Ce qui est grave est que ces attaques visent à décrédibiliser une décision de justice, et à attaquer une institution officielle, parce qu’elle n’a pas rendu la décision qu’ils auraient souhaité. On passe au stade supérieur, qui n’est plus seulement de prendre parti dans un débat, mais on est carrément dans un travail de sape de la chose publique. Que cela vienne d’activistes politiques, c’est déjà choquant, mais venant de journalistes, c’est encore plus effarant. Le fait que ces journalistes-militants soient clairement de droite est une source d’inquiétude supplémentaire. Normalement, la contestation de l’autorité des institutions régaliennes, ce n’est pas dans L’ADN de ce camp politique. Et ce qui est drôle (si je puis dire) c’est que ces « journalistes » qui hurlent après le tribunal administratif de Toulouse, n’hésitent pas à dénoncer d’autres groupes politiques (du bord opposé, évidemment) parce qu’ils appellent à la désobéissance civile, alors qu’ils en sont les alliés objectifs.

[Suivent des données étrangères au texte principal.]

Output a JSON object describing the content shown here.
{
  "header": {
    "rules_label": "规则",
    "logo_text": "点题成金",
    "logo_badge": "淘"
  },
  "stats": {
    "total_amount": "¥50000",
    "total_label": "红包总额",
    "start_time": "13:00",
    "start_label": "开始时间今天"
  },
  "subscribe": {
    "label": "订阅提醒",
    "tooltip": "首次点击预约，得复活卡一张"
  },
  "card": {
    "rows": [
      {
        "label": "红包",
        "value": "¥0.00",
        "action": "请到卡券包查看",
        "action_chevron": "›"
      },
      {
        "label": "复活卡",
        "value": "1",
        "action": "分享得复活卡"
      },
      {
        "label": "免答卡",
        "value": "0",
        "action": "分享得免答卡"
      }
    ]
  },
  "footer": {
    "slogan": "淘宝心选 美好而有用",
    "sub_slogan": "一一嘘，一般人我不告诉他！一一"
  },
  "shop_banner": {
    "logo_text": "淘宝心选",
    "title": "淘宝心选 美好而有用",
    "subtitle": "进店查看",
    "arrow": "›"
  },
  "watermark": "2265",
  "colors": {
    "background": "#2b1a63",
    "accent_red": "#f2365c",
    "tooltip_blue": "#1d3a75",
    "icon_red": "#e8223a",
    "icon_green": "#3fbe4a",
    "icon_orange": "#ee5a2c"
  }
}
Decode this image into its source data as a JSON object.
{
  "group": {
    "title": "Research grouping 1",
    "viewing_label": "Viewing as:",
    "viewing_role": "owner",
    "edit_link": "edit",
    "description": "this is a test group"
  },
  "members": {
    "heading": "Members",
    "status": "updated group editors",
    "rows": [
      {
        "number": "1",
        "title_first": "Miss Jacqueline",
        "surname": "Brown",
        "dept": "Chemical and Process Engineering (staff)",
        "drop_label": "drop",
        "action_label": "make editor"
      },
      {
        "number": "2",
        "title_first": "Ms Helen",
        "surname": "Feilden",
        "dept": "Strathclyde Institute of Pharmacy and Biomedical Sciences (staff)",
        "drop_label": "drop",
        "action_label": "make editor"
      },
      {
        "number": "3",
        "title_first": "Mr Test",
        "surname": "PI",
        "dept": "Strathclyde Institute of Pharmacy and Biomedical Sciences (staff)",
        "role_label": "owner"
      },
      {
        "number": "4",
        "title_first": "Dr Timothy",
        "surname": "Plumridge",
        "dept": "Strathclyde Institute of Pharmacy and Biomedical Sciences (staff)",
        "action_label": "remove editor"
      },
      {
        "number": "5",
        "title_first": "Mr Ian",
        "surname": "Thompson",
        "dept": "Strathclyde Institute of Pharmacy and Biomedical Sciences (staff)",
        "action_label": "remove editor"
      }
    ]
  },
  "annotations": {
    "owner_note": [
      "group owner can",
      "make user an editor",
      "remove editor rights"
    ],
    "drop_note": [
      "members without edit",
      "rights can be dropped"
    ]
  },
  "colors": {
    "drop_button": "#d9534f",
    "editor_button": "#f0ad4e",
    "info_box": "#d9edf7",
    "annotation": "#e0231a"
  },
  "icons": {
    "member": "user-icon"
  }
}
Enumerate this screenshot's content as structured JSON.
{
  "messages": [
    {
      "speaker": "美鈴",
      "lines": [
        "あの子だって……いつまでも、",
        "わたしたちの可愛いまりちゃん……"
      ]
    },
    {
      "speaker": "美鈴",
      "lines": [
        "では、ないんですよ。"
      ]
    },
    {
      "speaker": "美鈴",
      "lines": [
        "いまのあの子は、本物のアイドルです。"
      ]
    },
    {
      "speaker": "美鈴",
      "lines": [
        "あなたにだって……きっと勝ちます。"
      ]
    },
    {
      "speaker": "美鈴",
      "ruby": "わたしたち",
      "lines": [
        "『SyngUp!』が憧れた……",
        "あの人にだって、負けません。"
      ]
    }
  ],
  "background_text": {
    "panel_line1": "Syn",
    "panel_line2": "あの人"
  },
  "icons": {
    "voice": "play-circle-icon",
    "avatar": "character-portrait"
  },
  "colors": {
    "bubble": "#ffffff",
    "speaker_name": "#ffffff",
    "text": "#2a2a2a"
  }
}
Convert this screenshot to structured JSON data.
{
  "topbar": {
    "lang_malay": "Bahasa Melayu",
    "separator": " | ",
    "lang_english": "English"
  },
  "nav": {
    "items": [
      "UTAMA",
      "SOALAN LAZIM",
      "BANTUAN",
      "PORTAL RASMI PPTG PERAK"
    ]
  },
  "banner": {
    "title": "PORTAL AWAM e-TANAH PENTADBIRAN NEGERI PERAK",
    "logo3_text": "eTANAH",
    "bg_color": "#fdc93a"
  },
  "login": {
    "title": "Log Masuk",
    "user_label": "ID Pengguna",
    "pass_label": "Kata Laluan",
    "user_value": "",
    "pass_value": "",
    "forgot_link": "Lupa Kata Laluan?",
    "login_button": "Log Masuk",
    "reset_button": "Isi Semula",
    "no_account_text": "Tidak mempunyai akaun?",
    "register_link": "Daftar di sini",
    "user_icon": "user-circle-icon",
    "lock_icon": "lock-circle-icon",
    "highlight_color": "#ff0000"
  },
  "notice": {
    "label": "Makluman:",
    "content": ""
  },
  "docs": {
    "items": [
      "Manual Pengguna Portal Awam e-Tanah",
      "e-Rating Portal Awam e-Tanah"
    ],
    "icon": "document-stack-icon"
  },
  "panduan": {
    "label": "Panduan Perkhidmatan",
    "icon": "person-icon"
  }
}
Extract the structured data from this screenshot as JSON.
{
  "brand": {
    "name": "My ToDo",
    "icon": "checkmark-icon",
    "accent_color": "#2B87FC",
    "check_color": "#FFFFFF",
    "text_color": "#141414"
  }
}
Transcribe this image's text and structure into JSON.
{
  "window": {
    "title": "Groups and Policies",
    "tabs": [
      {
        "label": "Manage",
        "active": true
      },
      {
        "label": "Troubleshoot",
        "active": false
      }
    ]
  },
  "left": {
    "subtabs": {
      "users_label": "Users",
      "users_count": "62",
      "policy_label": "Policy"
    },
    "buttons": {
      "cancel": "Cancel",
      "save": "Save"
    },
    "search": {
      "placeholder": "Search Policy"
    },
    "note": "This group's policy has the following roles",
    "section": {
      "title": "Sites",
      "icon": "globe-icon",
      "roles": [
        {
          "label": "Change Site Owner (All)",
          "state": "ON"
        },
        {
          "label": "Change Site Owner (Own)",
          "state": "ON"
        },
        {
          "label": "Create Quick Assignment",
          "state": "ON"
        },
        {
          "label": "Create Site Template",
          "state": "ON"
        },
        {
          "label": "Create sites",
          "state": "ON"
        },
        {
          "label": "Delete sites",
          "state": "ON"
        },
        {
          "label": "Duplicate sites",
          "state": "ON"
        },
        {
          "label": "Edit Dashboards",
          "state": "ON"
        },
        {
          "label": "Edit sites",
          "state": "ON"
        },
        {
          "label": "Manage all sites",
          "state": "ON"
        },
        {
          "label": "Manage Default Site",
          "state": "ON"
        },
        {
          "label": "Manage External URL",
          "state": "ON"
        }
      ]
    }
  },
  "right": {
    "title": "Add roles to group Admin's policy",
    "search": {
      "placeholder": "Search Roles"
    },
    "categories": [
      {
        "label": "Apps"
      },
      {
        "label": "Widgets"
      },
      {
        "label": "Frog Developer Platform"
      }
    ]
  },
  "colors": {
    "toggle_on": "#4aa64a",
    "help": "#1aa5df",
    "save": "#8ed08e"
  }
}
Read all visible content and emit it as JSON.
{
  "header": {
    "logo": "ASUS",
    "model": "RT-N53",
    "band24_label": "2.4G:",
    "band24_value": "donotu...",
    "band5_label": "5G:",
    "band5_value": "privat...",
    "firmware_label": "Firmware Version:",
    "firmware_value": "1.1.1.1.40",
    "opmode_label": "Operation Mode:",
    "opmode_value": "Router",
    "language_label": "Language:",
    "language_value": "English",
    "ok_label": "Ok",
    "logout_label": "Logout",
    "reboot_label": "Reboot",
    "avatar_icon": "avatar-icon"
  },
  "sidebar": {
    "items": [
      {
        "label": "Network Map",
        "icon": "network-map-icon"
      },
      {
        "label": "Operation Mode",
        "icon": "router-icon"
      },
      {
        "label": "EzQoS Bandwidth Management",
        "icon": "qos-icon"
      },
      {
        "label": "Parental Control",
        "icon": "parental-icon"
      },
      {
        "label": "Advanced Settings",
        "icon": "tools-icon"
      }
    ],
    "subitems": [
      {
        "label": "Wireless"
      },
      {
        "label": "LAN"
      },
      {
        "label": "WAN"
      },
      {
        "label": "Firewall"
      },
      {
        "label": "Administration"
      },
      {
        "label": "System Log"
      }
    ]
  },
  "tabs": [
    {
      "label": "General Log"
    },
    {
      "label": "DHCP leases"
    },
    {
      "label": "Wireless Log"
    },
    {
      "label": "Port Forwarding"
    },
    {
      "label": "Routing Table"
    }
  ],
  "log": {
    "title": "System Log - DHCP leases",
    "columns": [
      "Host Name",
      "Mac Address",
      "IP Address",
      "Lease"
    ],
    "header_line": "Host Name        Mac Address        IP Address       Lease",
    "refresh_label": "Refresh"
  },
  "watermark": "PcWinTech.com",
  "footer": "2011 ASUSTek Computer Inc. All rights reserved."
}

Ce cas n’est malheureusement pas isolé, car de manière quasi concomitante, le groupe de presse de Vincent Bolloré s’est lancé dans une campagne de presse très violente contre l’Arcom, suite à la perte de la fréquence TNT de la chaîne C8. Outre des propos outranciers, visant à décrédibiliser la décision, assimilée à une atteinte à la liberté d’expression (qui peut croire à une telle escroquerie intellectuelle ?), des « journalistes » du JDD publient d’authentiques fausses nouvelles, et vont même jusqu’à pénétrer dans les locaux de l’Arcom, pour tenter de piéger et déstabiliser son président. On est dans les méthodes de barbouzes, d’un groupe industriel, qui utiliser ses médias pour chercher à faire plier une autorité publique, à cause d’une décision contraire à ses intérêts économiques.
On assiste en ce moment en France à une très dangereuse attaque contre la « res publica » avec des intérêts économiques et idéologiques qui se sentent tout permis pour arriver à leurs fins. Ils sont en cela soutenus par un segment politique, qui va de l’extrême-droite à une partie de la droite conservatrice, pour qui l’Etat de droit est finalement en option, juste quand ça les arrange. L’élection de Donald Trump semble en avoir désinhibé un certain nombre, qui se disent que le moment est venu de lancer l’offensive, et de prendre le pouvoir. Par n’importe quel moyen. En cela, ils rejoignent une extrême gauche qui est déjà sur ce chemin depuis un certain temps.
On se rapproche encore un peu plus d’une forme de guerre civile, car cela s’accompagne d’une polarisation croissante, où chacun va être sommé, à un moment ou un autre, de « choisir son camp ». Je ne serais pas surpris d’apprendre, un jour, qu’un fournisseur ou un sous-traitant d’un groupe industriel puisse être sanctionné, pour avoir pris position contre le « narratif » de défense des intérêts dudit groupe dans le débat public. La question n’est peut-être même plus de savoir si cela va arriver, mais quand.
L’idéologie est en train de prendre le pas sur les autres rationalités et même sur l’éthique, et c’est très inquiétant. Le « pilier démocratique » que représente la presse, est en train de s’effondrer, et de se mettre complètement au service d’intérêts idéologiques qui ne sont pas favorables à la démocratie libérale.